Paul Gregory | 13 March 2012
There is a lot of talk about Windows 8, the new Metro user interface. I think it is important to say right at the beginning you cannot make the changes Microsoft are looking at without breaking a few eggs. These changes are going to affect more people than maybe any other single change in the history of the world. Will people like it? ‘YES’ some will. Will people hate it? ‘YES’ some will. There will also be a majority that will sit in the middle because the OS is not important it is their applications they care about.
The loudest shouters on the Internet are talking about Metro and how it is designed for touch and not mouse and therefore makes it unusable on computers without a touch interface. I find this view very interesting for several reasons:
- This view is either been produce from people that used the developer preview version (which was not user optimized)
- It has been tested by IT Pros and they do not use computers the same way as users
- The sheep are all back again and are just repeating what somebody else has said
- We have forgotten what users do
It seems people have forgotten the primary functions for operating systems and how standard users (who are the very significant majority) use and interact with said operating system. For most users they need a platform that allows them to launch and use the applications. Metro does this as well if not better than a standard Windows desktop. When a user logs into an OS all they really want to do next is launch their application(s) to start working. Under a traditional Windows desktop that means either multiple clicks to navigate a menu or two or searching for those tiny, boring, unanimated, non-configurable icons on the desktop. With Windows 8 the 'Desktop' is clean bright and big so the user once signed in will just click the icon to launch the application(s) they require, much simpler. In time extra value will become available as the users applications become Metro apps, the icons will start to become active and this then might change the order the user chooses to start their applications, because the icons can alert them to what needs to be looked at first. This is an alternative to today as the user has to start each application in turn to work out what is needed to be done first.

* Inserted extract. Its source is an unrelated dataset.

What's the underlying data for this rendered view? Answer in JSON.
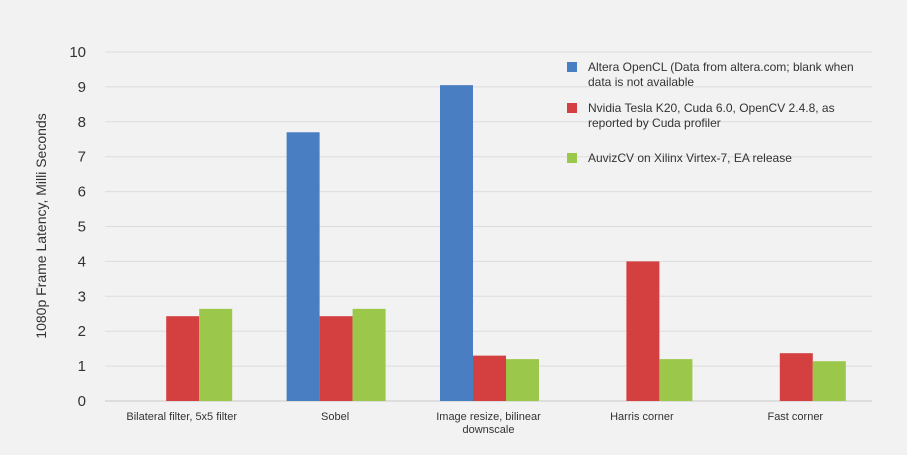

Will the UI evolve, I am sure it will and new navigation features will be added. For system administrators there is a learning curve but again the Consumer Preview version has moved the navigation on a long way and to be honest the key element with Windows 8 navigation for IT Pros will be search. I have been telling people since the release of Windows 7 use search do not navigate, and Windows 8 will confirm that view even more. But today for users the interface works really well and reduces what the user has to do for everyday operations with both touch and mouse.